Haoli Bai
Publications
What Makes Low-Bit Quantization-Aware Training Work for Reasoning LLMs? A Systematic Study
Reasoning models excel at complex tasks such as coding and mathematics, yet their inference is often slow and token-inefficient. To improve the inference efficiency, post-training quantization (PTQ) usually comes with the cost of large accuracy drops, especially for reasoning tasks under low-bit settings. In this study, we present a systematic empirical study of quantization-aware training (QAT) for reasoning models.
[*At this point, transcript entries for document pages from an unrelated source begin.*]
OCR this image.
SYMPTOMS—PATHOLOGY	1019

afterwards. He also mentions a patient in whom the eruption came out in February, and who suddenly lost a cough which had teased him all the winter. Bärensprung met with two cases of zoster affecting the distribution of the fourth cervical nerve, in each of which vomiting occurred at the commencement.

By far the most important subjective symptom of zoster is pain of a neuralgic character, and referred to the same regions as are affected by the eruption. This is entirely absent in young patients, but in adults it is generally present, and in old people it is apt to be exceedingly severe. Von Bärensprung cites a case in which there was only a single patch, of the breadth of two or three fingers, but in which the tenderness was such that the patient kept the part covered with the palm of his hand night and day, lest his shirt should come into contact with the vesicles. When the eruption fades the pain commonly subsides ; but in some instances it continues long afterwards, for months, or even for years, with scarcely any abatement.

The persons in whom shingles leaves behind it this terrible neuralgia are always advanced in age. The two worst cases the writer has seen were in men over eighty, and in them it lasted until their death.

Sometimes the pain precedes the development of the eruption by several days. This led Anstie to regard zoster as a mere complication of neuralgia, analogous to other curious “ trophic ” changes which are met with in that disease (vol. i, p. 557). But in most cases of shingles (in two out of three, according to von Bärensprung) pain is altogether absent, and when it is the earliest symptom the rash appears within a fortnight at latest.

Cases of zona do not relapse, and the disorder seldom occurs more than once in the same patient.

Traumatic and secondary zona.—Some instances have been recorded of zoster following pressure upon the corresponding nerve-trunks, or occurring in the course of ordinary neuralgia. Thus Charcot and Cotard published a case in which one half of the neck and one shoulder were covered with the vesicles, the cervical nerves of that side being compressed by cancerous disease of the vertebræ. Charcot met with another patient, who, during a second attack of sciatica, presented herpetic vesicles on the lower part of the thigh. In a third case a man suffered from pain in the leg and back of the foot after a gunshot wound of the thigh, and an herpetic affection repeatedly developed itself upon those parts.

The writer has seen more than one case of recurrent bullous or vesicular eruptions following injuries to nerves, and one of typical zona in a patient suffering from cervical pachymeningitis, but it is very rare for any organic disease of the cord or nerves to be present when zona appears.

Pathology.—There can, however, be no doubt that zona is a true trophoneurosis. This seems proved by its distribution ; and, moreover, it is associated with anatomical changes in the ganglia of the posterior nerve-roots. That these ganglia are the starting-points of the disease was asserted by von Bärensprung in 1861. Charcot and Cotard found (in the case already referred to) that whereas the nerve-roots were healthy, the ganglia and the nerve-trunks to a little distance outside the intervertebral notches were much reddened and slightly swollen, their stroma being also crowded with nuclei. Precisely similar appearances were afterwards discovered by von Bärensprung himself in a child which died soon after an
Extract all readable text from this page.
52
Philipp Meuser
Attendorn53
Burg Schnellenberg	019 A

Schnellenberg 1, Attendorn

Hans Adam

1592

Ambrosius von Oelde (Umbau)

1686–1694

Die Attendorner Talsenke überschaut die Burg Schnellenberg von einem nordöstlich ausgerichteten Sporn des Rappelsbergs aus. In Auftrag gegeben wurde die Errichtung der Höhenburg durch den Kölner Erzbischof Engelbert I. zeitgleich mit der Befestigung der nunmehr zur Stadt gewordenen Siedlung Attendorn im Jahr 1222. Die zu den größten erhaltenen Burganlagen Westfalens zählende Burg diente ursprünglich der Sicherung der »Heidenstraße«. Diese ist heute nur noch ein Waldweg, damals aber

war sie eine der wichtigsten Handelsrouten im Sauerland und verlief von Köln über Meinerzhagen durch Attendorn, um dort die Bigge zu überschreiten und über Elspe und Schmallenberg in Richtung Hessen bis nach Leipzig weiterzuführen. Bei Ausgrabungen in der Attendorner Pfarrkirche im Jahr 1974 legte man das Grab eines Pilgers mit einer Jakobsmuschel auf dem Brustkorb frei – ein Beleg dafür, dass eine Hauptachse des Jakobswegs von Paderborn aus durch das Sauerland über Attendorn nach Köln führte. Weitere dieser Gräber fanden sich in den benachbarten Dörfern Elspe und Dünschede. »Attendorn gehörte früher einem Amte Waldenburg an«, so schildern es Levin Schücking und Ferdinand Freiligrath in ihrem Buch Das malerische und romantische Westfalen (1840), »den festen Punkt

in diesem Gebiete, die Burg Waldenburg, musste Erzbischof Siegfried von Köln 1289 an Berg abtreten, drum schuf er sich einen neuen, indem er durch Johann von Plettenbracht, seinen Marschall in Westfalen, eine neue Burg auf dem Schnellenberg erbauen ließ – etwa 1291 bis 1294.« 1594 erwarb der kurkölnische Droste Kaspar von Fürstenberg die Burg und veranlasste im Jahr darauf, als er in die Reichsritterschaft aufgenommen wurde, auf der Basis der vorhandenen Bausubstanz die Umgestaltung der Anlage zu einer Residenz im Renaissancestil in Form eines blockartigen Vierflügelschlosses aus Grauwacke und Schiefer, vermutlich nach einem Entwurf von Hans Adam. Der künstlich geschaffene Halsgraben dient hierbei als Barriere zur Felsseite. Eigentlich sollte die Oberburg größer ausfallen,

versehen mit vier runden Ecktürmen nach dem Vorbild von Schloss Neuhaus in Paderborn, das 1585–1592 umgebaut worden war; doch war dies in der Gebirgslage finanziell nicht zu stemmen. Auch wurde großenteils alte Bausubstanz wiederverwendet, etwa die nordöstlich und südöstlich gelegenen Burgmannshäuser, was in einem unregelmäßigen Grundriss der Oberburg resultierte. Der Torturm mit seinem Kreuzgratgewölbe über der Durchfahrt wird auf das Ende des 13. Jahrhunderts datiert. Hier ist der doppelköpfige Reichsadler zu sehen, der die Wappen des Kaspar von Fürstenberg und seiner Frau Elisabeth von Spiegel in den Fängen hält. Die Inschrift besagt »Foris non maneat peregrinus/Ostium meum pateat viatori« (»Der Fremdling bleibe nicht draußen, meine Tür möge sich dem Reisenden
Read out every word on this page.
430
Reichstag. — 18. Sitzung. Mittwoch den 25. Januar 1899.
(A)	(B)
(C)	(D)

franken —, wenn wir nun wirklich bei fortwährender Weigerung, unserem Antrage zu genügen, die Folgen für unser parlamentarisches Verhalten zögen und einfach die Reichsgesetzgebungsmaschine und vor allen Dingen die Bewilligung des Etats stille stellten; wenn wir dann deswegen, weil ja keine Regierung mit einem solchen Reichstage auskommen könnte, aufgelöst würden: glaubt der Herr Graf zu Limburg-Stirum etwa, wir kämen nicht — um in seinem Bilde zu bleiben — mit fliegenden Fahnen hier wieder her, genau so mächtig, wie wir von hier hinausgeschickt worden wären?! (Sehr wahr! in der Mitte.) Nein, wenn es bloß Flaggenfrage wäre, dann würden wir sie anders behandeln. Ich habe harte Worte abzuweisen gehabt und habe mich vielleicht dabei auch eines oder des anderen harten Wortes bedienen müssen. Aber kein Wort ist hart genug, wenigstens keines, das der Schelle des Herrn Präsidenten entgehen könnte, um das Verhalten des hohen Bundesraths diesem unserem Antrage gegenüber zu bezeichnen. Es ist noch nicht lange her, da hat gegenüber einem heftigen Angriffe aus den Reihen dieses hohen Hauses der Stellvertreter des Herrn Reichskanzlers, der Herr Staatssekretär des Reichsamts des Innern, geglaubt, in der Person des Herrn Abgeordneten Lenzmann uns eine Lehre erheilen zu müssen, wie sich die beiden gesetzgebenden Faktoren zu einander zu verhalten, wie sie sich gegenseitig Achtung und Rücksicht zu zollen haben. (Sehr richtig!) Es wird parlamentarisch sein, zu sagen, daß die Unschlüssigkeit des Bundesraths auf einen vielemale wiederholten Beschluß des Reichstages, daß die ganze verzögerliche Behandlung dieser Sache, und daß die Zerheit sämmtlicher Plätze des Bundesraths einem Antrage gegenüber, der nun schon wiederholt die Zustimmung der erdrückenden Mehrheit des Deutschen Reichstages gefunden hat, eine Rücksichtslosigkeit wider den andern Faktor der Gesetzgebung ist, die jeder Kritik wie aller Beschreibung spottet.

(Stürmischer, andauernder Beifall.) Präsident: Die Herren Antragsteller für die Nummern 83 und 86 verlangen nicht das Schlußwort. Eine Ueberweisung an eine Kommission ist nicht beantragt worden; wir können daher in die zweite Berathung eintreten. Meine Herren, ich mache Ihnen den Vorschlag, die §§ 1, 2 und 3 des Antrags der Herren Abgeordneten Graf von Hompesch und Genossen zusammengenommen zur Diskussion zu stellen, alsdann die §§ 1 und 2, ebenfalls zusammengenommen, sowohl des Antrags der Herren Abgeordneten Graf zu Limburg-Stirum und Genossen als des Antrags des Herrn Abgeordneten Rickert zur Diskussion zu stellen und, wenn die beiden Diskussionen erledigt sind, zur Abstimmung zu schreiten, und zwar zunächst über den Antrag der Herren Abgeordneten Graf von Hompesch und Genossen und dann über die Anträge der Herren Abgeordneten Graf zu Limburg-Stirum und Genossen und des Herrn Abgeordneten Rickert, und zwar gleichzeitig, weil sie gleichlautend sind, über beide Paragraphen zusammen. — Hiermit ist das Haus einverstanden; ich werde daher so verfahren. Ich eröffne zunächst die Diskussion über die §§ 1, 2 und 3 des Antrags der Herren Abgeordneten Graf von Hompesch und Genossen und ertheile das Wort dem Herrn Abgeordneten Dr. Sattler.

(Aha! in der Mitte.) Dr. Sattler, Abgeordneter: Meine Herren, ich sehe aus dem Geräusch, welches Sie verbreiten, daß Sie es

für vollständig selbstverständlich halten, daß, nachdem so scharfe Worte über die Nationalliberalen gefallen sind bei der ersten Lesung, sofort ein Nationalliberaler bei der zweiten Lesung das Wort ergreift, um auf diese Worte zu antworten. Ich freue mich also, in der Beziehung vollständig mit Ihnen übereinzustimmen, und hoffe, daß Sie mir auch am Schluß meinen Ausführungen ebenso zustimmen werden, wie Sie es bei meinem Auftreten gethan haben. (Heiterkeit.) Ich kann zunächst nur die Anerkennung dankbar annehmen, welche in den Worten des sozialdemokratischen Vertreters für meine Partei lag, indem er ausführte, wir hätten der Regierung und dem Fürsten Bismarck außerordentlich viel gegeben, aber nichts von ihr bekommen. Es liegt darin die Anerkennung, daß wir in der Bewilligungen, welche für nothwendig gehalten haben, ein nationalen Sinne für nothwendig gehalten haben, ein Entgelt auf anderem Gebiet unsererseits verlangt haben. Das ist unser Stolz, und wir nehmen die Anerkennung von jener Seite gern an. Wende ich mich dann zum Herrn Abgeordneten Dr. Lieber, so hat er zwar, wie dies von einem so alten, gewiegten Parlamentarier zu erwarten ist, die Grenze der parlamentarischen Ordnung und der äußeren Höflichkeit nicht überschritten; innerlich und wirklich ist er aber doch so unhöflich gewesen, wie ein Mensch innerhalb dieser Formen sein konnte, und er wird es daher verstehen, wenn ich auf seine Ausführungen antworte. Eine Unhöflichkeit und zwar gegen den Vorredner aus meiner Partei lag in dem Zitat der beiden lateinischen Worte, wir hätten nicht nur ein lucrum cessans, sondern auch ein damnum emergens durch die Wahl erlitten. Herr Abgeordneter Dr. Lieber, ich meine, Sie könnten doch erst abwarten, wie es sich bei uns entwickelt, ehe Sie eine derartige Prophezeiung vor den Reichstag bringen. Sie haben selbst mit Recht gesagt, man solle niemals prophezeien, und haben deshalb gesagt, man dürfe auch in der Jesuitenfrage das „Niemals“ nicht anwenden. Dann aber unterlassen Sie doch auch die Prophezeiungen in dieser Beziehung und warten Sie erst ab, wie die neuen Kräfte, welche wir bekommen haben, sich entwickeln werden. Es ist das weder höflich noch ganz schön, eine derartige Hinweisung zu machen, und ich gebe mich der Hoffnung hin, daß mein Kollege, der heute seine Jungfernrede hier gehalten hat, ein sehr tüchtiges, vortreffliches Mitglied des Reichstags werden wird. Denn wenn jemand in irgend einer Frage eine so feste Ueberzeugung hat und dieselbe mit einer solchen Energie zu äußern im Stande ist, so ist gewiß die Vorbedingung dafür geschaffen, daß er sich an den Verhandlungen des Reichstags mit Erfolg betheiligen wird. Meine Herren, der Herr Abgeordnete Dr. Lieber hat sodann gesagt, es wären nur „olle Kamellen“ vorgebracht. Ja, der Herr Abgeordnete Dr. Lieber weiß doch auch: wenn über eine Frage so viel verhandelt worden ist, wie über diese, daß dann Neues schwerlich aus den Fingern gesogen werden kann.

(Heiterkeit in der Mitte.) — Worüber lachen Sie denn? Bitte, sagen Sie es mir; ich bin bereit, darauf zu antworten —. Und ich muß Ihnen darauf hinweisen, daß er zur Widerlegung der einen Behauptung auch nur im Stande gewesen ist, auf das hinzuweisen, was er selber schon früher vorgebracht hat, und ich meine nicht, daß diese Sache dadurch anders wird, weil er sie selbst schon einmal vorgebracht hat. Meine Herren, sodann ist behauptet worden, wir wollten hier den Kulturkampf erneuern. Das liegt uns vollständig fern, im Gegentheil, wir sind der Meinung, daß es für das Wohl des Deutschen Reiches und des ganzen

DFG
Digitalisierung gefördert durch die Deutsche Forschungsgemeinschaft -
Our key findings include: (1) Knowledge distillation is a robust objective for reasoning models trained via either supervised fine-tuning or reinforcement learning; (2) PTQ provides a strong initialization for QAT, improving accuracy while reducing training cost; (3) Reinforcement learning remains feasible for quantized models given a viable cold start and yields additional gains; and (4) Aligning the PTQ calibration domain with the QAT training domain accelerates convergence and often improves the final accuracy. Finally, we consolidate these findings into an optimized workflow (Reasoning-QAT), and show that it consistently outperforms state-of-the-art PTQ methods across multiple LLM backbones and reasoning datasets. For instance, on Qwen3-0.6B, it surpasses GPTQ by 44.53% on MATH-500 and consistently recovers performance in the 2-bit regime.
Benchmarking Post-Training Quantization of Large Language Models under Microscaling Floating Point Formats
Microscaling Floating-Point (MXFP) has emerged as a promising low-precision format for large language models (LLMs). Despite various post-training quantization (PTQ) algorithms being proposed, they mostly focus on integer quantization, while their applicability and behavior under MXFP formats remain largely unexplored. To address this gap, this work conducts a systematic investigation of PTQ under MXFP formats, encompassing over 7 PTQ algorithms, 15 evaluation benchmarks, and 3 LLM families. The key findings include: 1) MXFP8 consistently achieves near-lossless performance, while MXFP4 introduces substantial accuracy degradation and remains challenging; 2) PTQ effectiveness under MXFP depends strongly on format compatibility, with some algorithmic paradigms being consistently more effective than others; 3) PTQ performance exhibits highly consistent trends across model families and modalities, in particular, quantization sensitivity is dominated by the language model rather than the vision encoder in multimodal LLMs; 4) The scaling factor of quantization is a critical error source in MXFP4, and a simple pre-scale optimization strategy can significantly mitigate its impact. Together, these results provide practical guidance on adapting existing PTQ methods to MXFP quantization.